Most Wasteful Costs During M&A

Most Wasteful Costs During M&A

Mergers and acquisitions are rare during the life of most companies. If and when the time comes, the focus is often on completing the deal, with little attention paid to the related costs. However, these costs can wind up being substantial, and represent anywhere from 1% to 10% of the total acquisition cost.

If you’re new to the M&A game, here are some tips on how to be smart with your money during the transaction process, and what areas you should definitely invest in.

Wasteful expenses during M&A

Broadly speaking, the most wasteful expenses during the M&A process can be broken down into two groups; pre-acquisition and post-acquisition.

Pre-acquisition costs that can generate a lot of waste:

  • Legal fees
  • Financing fees
  • Advisor fees paid to investment banks and consultancies

While these things are certainly important, carefully managing their costs is important too, both when agreeing to an initial contract and in terms of managing the ongoing process. If possible, getting service providers to agree to a fee cap can be advantageous. Shopping around can also be worthwhile to make sure you’re getting the best price. Some providers see dollar signs when they hear M&A, so make sure you go with someone you feel comfortable with and can trust.

Post-acquisition costs that can generate a lot of waste:

  • Internal operating costs (HR, IT, finance, and overall redundant staffing)
  • Retention payments to ensure key staff are retained
  • Working capital adjustments

Internal operating costs and retention costs can be managed by having a clear integration plan in place by the time the sale takes place. Many companies will speak of expected cost savings, but not begin the integration process, which can take months or even years, until after the acquisition takes place. This often frustrates shareholders who expect to see synergies sooner than that.

Clear planning should also be done to ensure that key employees are identified and proactively communicated with regarding their position in the new company. Losing key employees because they didn’t like the uncertainty, or making retention payments to employees who are later let go, are things that regularly take place during M&A.
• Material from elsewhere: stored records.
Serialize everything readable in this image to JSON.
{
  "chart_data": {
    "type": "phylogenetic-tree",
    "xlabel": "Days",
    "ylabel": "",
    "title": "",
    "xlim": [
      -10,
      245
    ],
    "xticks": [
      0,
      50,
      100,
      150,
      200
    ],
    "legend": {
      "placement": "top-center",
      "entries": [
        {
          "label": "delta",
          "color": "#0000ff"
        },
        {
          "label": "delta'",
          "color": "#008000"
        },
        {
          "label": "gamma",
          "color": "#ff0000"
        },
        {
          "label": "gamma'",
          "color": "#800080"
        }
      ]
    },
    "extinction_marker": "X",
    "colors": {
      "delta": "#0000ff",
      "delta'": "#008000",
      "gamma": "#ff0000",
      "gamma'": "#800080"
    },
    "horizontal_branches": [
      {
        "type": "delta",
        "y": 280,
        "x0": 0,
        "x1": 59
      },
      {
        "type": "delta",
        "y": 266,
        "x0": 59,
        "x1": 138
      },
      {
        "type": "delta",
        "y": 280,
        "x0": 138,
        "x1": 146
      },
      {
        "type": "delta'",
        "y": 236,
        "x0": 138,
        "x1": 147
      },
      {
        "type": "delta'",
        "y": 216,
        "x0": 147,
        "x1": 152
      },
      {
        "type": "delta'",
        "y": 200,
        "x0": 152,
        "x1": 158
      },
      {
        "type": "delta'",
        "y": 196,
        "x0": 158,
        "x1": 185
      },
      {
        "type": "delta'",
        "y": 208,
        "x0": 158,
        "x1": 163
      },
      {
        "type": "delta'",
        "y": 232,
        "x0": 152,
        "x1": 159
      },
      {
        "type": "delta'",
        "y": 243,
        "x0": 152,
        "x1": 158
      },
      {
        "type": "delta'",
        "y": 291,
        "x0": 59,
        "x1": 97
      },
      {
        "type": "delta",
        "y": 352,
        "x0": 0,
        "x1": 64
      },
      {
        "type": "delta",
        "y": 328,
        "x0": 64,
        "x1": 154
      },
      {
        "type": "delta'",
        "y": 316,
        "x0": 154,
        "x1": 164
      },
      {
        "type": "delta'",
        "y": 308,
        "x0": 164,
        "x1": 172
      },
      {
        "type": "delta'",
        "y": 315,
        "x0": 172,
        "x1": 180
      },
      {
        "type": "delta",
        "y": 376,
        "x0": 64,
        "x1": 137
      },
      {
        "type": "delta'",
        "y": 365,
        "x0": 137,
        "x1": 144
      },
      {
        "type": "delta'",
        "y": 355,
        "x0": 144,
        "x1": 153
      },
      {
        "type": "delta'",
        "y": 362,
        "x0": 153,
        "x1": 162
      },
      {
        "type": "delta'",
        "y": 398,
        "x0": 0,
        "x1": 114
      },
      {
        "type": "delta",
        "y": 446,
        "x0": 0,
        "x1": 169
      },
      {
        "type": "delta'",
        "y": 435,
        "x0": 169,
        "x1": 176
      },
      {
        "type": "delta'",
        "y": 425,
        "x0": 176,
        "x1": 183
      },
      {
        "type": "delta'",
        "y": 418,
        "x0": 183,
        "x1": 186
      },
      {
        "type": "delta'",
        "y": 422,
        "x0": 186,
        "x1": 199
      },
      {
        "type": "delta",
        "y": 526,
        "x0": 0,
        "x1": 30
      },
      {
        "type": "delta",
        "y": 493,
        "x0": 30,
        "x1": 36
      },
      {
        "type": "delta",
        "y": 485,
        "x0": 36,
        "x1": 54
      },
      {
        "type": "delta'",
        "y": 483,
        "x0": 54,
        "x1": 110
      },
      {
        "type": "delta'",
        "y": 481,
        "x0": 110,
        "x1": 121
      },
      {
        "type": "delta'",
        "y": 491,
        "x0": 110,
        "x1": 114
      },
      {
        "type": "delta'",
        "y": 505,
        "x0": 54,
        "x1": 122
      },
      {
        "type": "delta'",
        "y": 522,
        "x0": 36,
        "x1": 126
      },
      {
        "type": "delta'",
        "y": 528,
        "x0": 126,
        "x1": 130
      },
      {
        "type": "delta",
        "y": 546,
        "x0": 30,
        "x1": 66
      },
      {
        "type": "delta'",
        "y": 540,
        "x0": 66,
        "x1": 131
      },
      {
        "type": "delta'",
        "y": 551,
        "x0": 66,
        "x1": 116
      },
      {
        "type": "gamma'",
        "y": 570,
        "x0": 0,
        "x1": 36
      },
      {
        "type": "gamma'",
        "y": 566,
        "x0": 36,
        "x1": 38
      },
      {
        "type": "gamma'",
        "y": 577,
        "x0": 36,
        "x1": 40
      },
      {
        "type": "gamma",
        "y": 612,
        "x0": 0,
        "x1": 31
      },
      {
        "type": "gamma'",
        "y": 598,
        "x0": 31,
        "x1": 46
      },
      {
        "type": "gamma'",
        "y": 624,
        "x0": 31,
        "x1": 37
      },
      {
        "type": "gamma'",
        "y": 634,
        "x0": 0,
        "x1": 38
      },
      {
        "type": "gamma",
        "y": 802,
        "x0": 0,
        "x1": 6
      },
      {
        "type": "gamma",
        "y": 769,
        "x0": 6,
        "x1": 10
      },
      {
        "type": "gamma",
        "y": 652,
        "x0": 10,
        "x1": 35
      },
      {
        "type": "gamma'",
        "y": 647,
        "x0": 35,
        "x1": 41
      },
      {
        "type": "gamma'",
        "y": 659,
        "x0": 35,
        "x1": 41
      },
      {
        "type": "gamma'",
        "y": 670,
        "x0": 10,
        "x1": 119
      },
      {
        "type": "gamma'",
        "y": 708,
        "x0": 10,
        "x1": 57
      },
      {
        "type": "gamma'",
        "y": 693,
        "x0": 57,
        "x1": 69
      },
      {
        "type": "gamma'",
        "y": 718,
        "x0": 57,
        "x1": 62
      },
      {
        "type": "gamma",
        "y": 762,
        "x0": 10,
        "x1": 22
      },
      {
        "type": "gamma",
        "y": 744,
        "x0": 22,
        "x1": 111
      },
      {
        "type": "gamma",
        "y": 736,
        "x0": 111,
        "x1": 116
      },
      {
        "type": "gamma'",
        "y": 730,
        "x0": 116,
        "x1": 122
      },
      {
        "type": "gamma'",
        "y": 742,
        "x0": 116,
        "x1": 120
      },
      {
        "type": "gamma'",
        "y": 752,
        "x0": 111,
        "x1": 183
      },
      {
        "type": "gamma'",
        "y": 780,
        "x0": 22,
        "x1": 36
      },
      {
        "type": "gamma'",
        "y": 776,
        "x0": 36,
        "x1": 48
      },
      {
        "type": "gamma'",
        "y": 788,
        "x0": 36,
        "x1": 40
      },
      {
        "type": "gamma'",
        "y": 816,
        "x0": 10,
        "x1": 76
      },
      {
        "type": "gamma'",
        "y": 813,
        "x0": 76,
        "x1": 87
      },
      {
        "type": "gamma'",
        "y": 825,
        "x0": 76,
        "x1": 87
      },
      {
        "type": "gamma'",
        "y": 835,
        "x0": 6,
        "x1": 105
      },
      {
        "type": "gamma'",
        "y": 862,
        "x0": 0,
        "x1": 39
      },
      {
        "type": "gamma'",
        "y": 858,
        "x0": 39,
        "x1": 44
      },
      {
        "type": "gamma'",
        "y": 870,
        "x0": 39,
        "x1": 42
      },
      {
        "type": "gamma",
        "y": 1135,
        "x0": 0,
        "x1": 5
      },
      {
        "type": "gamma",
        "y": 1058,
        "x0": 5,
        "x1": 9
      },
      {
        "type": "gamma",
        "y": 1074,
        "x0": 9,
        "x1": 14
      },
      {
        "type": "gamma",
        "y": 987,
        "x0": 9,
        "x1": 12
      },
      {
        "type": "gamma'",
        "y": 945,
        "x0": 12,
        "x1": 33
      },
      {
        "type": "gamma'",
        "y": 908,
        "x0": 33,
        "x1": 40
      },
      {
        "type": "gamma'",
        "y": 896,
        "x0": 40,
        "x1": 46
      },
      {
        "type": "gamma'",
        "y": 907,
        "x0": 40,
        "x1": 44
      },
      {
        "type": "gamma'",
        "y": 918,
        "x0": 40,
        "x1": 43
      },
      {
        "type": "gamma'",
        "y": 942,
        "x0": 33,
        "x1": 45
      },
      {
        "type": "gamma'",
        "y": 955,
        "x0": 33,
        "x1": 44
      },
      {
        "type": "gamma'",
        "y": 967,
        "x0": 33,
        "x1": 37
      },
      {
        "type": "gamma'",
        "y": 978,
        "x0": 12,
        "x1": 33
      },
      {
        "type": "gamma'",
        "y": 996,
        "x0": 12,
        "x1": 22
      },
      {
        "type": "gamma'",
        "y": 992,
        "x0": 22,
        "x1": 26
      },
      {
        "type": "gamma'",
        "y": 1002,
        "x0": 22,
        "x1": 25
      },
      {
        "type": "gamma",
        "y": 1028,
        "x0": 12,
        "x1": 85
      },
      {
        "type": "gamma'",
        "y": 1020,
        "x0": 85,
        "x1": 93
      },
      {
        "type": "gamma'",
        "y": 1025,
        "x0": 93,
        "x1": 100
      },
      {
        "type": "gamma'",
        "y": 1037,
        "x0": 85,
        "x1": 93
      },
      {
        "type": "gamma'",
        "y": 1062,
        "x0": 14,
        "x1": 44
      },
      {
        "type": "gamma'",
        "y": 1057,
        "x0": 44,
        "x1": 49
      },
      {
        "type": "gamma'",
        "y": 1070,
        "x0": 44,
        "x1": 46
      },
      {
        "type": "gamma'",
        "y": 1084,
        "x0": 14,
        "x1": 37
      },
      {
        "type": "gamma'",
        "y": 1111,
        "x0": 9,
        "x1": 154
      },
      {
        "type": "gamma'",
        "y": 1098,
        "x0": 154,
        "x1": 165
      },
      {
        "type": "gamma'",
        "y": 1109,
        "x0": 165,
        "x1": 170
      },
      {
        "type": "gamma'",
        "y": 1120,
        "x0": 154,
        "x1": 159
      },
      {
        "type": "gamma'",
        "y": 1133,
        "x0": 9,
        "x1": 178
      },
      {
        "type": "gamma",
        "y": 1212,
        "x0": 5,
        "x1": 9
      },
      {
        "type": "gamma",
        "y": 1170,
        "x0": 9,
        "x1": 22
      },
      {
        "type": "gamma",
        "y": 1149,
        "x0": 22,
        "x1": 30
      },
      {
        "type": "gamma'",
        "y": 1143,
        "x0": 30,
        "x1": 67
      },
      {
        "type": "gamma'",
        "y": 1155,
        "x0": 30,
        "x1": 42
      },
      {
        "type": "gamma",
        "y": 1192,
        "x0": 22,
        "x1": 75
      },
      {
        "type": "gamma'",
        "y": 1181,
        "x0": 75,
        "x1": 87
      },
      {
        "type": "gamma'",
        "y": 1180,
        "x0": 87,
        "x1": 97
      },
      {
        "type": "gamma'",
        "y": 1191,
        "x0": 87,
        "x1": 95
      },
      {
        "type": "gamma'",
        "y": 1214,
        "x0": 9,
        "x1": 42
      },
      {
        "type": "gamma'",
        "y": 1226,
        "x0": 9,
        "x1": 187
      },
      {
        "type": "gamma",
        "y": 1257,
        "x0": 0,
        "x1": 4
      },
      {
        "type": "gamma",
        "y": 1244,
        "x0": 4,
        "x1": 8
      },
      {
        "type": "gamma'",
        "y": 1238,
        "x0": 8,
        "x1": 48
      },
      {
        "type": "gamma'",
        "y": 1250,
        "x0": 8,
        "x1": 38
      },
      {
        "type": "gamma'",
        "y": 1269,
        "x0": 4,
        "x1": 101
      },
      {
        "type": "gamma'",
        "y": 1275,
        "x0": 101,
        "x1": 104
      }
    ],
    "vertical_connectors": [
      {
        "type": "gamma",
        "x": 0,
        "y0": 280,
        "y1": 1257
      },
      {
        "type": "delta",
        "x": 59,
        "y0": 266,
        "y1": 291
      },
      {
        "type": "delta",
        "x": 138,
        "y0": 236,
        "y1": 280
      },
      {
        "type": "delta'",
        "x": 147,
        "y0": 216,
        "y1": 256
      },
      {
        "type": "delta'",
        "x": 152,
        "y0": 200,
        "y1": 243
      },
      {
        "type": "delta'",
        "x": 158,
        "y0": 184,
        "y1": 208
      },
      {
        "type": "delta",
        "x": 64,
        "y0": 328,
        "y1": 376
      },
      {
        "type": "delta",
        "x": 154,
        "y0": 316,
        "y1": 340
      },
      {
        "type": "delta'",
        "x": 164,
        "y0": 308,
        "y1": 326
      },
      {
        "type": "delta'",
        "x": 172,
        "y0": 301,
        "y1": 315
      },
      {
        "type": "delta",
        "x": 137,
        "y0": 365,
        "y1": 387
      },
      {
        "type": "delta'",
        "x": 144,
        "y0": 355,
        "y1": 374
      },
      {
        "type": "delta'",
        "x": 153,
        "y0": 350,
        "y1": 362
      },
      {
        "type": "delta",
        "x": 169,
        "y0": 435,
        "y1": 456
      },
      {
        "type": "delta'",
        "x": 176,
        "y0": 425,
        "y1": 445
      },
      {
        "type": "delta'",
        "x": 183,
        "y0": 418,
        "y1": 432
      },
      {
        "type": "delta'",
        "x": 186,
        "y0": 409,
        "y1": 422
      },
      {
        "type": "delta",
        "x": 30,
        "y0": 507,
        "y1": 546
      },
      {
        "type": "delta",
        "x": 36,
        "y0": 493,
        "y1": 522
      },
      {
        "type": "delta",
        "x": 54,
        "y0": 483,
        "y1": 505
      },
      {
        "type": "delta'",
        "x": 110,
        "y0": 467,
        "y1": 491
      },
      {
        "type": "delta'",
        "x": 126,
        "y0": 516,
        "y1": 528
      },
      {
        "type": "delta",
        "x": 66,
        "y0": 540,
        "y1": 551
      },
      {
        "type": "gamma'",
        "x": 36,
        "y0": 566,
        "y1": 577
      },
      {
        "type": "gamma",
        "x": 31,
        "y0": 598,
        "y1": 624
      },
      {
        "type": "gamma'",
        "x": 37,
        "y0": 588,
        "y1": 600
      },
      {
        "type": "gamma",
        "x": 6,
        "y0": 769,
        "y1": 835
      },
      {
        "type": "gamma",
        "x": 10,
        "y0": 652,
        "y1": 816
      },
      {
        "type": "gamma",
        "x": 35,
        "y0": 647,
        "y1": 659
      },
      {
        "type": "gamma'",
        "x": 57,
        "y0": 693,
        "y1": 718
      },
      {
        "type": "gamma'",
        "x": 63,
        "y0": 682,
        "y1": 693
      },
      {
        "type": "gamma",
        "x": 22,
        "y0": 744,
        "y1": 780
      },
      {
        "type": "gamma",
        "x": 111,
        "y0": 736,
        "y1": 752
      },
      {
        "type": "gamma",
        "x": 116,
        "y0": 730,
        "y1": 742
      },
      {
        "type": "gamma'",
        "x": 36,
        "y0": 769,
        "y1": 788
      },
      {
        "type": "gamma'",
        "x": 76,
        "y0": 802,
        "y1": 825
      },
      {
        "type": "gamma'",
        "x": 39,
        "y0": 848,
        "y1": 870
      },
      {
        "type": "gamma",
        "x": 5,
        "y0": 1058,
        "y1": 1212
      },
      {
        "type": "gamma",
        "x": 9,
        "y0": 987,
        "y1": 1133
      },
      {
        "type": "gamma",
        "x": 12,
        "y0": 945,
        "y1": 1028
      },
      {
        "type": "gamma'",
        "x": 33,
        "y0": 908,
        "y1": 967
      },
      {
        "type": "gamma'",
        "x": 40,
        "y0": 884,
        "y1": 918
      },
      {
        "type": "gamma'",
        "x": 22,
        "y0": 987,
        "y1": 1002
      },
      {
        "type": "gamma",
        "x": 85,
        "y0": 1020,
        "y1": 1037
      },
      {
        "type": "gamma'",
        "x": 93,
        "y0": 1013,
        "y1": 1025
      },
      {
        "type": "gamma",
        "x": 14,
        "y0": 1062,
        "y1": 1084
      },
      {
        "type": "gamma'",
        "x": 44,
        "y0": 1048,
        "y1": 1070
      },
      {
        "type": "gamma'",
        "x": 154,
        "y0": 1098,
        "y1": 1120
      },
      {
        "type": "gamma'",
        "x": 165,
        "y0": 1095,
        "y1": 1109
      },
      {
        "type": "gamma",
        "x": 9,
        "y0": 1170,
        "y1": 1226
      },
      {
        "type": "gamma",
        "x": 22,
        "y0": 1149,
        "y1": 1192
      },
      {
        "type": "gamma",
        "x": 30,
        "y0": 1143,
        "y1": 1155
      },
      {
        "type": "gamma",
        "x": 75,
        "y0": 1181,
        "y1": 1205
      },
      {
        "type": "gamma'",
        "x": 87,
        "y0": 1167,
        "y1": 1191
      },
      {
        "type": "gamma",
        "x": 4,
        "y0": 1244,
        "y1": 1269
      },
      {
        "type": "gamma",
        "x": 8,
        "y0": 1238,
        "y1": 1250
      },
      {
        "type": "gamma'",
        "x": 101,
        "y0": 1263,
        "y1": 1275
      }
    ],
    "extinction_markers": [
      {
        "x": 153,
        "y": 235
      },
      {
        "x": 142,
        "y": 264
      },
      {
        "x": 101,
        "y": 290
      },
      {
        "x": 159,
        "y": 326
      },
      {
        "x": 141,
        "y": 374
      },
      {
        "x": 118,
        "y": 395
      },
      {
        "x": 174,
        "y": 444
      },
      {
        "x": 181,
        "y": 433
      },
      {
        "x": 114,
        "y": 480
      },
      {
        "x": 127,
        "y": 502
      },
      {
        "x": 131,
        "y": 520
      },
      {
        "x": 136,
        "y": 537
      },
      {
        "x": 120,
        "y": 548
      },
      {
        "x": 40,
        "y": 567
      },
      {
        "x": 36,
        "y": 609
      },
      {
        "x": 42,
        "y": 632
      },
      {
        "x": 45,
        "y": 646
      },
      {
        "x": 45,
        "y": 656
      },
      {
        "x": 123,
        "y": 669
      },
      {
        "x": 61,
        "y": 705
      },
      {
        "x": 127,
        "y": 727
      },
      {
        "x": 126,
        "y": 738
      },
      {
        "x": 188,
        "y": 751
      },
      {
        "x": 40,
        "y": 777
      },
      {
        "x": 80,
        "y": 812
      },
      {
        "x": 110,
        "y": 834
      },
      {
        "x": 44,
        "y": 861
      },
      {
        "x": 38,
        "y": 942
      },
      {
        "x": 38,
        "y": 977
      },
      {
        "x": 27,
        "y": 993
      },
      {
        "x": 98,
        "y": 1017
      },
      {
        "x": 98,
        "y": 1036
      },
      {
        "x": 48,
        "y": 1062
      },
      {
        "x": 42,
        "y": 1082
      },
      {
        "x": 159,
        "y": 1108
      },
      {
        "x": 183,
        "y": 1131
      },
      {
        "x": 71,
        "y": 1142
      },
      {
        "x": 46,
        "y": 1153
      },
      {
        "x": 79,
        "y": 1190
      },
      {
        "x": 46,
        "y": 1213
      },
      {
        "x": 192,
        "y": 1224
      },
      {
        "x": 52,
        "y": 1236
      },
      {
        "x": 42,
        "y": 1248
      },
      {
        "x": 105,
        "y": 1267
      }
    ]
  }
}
It’s also crucial for both parties to clearly understand the implications of changes in working capital, and how this can factor into the ultimate selling price. Typically, with both a share purchase and an asset purchase, a set value is attributed to the working capital being acquired, with any difference between the agreement amount and the actual amount transferred being adjusted to the purchase price. The seller may therefore be unpleasantly surprised to learn that a $500K change in working capital between the agreement date and the transfer date came out of the selling price they receive. Set expectations early.

Tips for reducing costs

DownloadContent-Show
Selling your business? Download our free Sellers Guide.

As a seller, there are many things you can do in the lead up to an M&A transaction to prepare your business for sale.

Ensuring you are as prepared as possible will reduce the overall costs of the transaction, as the longer it goes on, the longer costs will be piling up.

Making sure that your business has audited (not reviewed) financial statements is a key way to reduce due diligence costs. Many deals can be prolonged and eventually fail due to the extra financial due diligence needed when a company does not have audited financial statements. Undisclosed financial surprises are not something any buyer wants to come across.

Proactively identify and document any risk or potential fires in the company, and address these items upfront with a potential acquirer. Coming clean and showing how you have planned to mitigate the risks appears far better than if they are discovered during the due diligence process. Your lack of disclosure will raise red flags.

Avoid large scale system changes or process improvements in the lead up to a merger or acquisition. An M&A transaction usually involves extensive system integration and process improvement initiatives, so the costs will likely end up being duplicated post-merger.

Where is your money best spent?

There are two key areas that should never be neglected or compromised when it comes to an M&A transaction; performing extensive due diligence and retaining key people.

Due diligence will typically involve internal reviews and analysis, but also require consulting with legal and financial experts. While these costs certainly need to be managed (as mentioned above), they do need to be incurred to ensure legal liabilities and risks are all clearly identified and understood.

Retaining key people on both the buy-side and sell-side is crucial to the success of the combined entity. Without the right people in the right roles the new company will struggle. Even if retention bonuses are needed, key individuals should be identified and held on to.